Endgültig im Mittelpunkt steht Claude Monet bei einem Besuch in Vernon, das auf der Rückfahrt besucht wird. Die alte Mühle diente dem Impressionisten als Motiv für mehrere Bilder. Monets Haus und sein Garten in Giverny, wo er von 1883 bis zu seinem Tod im Jahr 1926 lebte, sind nur einen Katzensprung entfernt. Und auch wer nichts für Impressionismus oder den Maler, der kein einfacher Mensch war, übrighat: Die Teiche, die japanische Brücke, die Blumen und die Seerosen sind einen Spaziergang wert. Was aber hier wie in Honfleur gilt: Während der Saison ist das Gedränge groß, das Ausweichen in die Nebensaison lohnt.
Die Flusskreuzfahrt endet am Startpunkt ein Paris. Ein Tag steht für Besichtigungen zur Verfügung. Eine Rundfahrt oder der Besuch eines der zahlreichen Museen wie das Museé Marmottan Monet, die Monets Kunstwerke ausstellen, bietet sich an. Und wer ein wenig Kontrastprogramm braucht, schaut sich das Montmartre auf einer Tour mit einer echten Ente aus den 70er Jahren an. Man fühle sich dann wie ein Rockstar, sagt Pierre, einer der Fahrer eines 2CVs aus dem Jahr 1978. Ständig werde man fotografiert.
Die Autorin recherchierte auf Einladung von Viva Cruises.
Kurz informiert
Anreise: Es gibt sehr gute Zugverbindungen nach Paris, wo die Kreuzfahrt beginnt und endet. Flüge gibt es von München nach Paris.
Bordleben: Essen und Getränke sind im Reisepreis inklusive - auch Trinkgelder und Minibar. Nur die Ausflüge gehen extra. Eine Zwei-Bett-Kabine auf der Seine (acht Tage, sieben Nächte) liegt je nach Saison zwischen 1650 Euro und 2550 Euro pro Person.

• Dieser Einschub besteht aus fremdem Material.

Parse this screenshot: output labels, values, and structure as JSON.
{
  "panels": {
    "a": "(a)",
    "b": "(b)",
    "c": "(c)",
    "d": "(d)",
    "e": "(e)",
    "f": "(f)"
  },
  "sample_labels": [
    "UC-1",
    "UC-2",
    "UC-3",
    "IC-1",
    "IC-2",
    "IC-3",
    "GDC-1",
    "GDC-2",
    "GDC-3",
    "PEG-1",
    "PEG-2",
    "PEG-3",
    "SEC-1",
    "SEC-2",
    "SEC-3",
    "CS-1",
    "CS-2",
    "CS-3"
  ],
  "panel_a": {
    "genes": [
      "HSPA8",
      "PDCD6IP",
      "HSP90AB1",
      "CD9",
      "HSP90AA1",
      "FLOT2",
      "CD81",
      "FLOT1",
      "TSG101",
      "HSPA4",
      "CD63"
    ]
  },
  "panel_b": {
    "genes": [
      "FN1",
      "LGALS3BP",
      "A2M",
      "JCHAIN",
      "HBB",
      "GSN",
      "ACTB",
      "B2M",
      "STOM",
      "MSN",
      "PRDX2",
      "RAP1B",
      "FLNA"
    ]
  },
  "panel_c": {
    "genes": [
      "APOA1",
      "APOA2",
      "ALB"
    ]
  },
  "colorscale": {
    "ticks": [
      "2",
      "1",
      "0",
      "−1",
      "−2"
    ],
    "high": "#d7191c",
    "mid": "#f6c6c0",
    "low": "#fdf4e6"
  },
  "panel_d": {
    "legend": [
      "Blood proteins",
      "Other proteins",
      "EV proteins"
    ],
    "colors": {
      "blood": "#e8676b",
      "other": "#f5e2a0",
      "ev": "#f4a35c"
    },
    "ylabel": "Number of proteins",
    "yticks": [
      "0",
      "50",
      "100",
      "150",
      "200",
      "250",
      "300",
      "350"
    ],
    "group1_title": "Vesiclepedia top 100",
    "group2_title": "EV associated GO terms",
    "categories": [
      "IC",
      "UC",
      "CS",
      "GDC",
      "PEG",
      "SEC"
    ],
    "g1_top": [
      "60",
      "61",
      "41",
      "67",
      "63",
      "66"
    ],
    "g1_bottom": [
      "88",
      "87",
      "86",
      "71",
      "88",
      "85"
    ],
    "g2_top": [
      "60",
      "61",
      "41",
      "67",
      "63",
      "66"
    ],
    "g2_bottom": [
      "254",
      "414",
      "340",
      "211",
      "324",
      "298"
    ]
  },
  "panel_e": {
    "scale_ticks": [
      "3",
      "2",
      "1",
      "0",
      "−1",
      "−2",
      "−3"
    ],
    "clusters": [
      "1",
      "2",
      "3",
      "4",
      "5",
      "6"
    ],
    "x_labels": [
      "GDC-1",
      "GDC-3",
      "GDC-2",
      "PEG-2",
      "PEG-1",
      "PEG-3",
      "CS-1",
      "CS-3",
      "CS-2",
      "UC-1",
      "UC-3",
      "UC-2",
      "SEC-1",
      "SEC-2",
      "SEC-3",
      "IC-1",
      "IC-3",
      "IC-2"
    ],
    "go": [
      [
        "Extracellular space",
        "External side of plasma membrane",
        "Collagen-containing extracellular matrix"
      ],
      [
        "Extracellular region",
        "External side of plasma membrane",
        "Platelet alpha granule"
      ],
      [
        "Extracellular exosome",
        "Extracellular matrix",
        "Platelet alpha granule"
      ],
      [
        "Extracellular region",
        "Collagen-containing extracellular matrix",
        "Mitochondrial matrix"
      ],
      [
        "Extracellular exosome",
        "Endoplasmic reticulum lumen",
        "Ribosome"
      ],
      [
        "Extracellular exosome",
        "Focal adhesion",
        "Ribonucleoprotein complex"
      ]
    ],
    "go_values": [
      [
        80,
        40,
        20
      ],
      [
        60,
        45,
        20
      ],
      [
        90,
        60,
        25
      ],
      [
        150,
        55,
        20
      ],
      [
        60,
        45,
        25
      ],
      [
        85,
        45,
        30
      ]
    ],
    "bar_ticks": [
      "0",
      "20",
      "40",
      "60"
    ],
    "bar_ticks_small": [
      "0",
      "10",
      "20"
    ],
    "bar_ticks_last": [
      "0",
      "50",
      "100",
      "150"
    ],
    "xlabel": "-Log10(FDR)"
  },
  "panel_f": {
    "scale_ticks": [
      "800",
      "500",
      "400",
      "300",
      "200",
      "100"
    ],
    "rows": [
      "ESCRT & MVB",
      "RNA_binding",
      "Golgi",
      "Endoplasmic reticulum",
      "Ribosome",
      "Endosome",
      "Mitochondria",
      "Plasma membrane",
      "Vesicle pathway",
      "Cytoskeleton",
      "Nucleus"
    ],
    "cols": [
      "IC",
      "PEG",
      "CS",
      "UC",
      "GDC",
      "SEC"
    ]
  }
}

Ausflüge: Auf der Viva Gloria stehen Fahrräder zum Ausleihen bereit. Le Havre etwa lässt sich so auf eigene Faust erkunden. In Rouen kann man auf dem Markt regionalen Käse verkosten. Wer es lieber süß mag: Auch Schokolade kann im Rahmen einer Verkostung probiert werden. Rouen und die Kreideklippen von Étretat können bequem mit einem Bähnchen besichtigt werden. Einen Besuch wert sind außerdem die Gärten von Étretat.